Put shortly, those admissions confirm that the trustees were told both
before and after the 5 April 2002 Report that Buck did not advise
on timing. This ties in with the
admission that the April 2002 Report did not set any time for implementation of
the switch. To my mind, these admissions
make it clear that no inference can be drawn that the trustees ought to have
realised that the switch should be made promptly. Further, there is an admission that the
trustees decided to adopt a passive management approach, and set up a meeting
with Buck to advise on implementation of the switch; and that the trustees were
subsequently in contact with Mr Walbaum.
This negates any inference that the trustees simply sat back and did
nothing. If the pursuers want to make a
case that what they did was inadequate, they should say so and say why. Further, it is admitted that both in February
and as late as September there was at least a view amongst those involved in
giving investment advice that equities were going to out-perform bonds for a
period of 12 months or more. Against
this background it requires, so it seems to me, specific averments to make it
clear on what basis the trustees can be said to have adopted a course of action
which no reasonable trustee could have adopted.

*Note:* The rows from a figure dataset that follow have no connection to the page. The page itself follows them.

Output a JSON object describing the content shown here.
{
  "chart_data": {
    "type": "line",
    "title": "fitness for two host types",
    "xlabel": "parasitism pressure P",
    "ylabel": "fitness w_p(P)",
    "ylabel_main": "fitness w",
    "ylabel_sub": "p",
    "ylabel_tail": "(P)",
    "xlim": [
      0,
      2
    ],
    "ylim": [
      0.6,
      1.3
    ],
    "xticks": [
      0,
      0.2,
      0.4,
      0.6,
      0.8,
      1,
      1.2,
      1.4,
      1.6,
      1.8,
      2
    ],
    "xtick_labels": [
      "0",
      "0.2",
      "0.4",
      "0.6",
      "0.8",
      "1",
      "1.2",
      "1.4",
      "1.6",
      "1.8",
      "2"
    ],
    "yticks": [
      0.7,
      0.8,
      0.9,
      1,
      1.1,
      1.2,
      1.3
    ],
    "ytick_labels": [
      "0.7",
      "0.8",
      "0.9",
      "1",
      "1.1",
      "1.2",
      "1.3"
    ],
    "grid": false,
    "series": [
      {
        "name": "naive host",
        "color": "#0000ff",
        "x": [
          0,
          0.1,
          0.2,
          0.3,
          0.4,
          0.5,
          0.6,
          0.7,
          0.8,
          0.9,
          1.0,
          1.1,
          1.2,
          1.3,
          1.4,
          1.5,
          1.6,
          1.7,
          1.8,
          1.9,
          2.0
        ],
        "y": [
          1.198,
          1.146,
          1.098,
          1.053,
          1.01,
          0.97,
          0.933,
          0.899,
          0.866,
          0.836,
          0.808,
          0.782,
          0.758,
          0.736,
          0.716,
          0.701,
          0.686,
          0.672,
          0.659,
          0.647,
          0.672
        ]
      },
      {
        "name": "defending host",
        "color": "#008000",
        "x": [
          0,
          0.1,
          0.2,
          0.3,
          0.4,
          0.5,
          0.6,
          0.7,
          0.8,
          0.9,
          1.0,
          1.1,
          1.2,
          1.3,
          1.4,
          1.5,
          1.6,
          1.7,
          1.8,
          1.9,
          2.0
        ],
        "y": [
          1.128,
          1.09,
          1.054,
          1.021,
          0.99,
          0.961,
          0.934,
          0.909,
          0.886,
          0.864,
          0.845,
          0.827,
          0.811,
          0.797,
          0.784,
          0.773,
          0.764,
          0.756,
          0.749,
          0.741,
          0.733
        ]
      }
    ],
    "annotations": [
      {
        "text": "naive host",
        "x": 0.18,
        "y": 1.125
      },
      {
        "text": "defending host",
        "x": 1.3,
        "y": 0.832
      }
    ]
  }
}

This is, as I have indicated, putting the bar at its lowest. Specific averments would need to be made to
show a case of gross negligence or recklessness. As I noted at para.[90] of my Opinion of
March 2007, the averments against the trustees amount, in effect, to a
charge of dishonesty: see Armitage v Nurse per Millet LJ at 251F. Any such plea, whether characterised as
dishonesty or simply as gross negligence or recklessness, requires careful and
precise averments of fact. Those are wholly
lacking in the present case.
[47] In my opinion the expenses claim falls to
be dismissed for similar reasons. It
seems to me that the position is now different from that which obtained when I
last had to consider this claim. The
admissions made by the pursuers - and they are properly and responsibly made -
make it difficult if not impossible for the pursuers to sustain a case that in
deciding that the expenses should be repaid to the company the trustees acted
with gross negligence or recklessness.
Those admissions mean that if they are to succeed they will have to address
the fact that, for example, the trustees discussed these matters with
professional advisers. They put the onus
on the pursuers to aver precisely why the trustees can be said to have acted
"recklessly" by agreeing to the re-payment in such circumstances. In my opinion the pursuers have averred
nothing to overcome the effect of these admissions. It seems to me that their pleaded case does
not instruct a case of gross negligence or recklessness and must accordingly be
refused probation.
[48] It is unnecessary in light of this to deal
in any detail with certain ancillary points which were made. I shall simply indicate that I would have
repelled Mr MacLennan's plea of all parties not called, for the reason
given by Mr Clarke. I would have left
the question of the individual liabilities of the trustees to be decided after
proof.
DISPOSAL
[49] For the reasons set out in this Opinion, I propose to allow a
proof before answer on the claims as directed against the first and second
defenders but dismiss the remaining claims directed against the fourth and
fifth defenders. Before pronouncing an
interlocutor to that effect, I shall put the case out By Order for
discussion of any other orders which may be required, including such order as
may be necessary to dispose of the action in so far as directed against the
third defender, and to deal with all questions of expenses.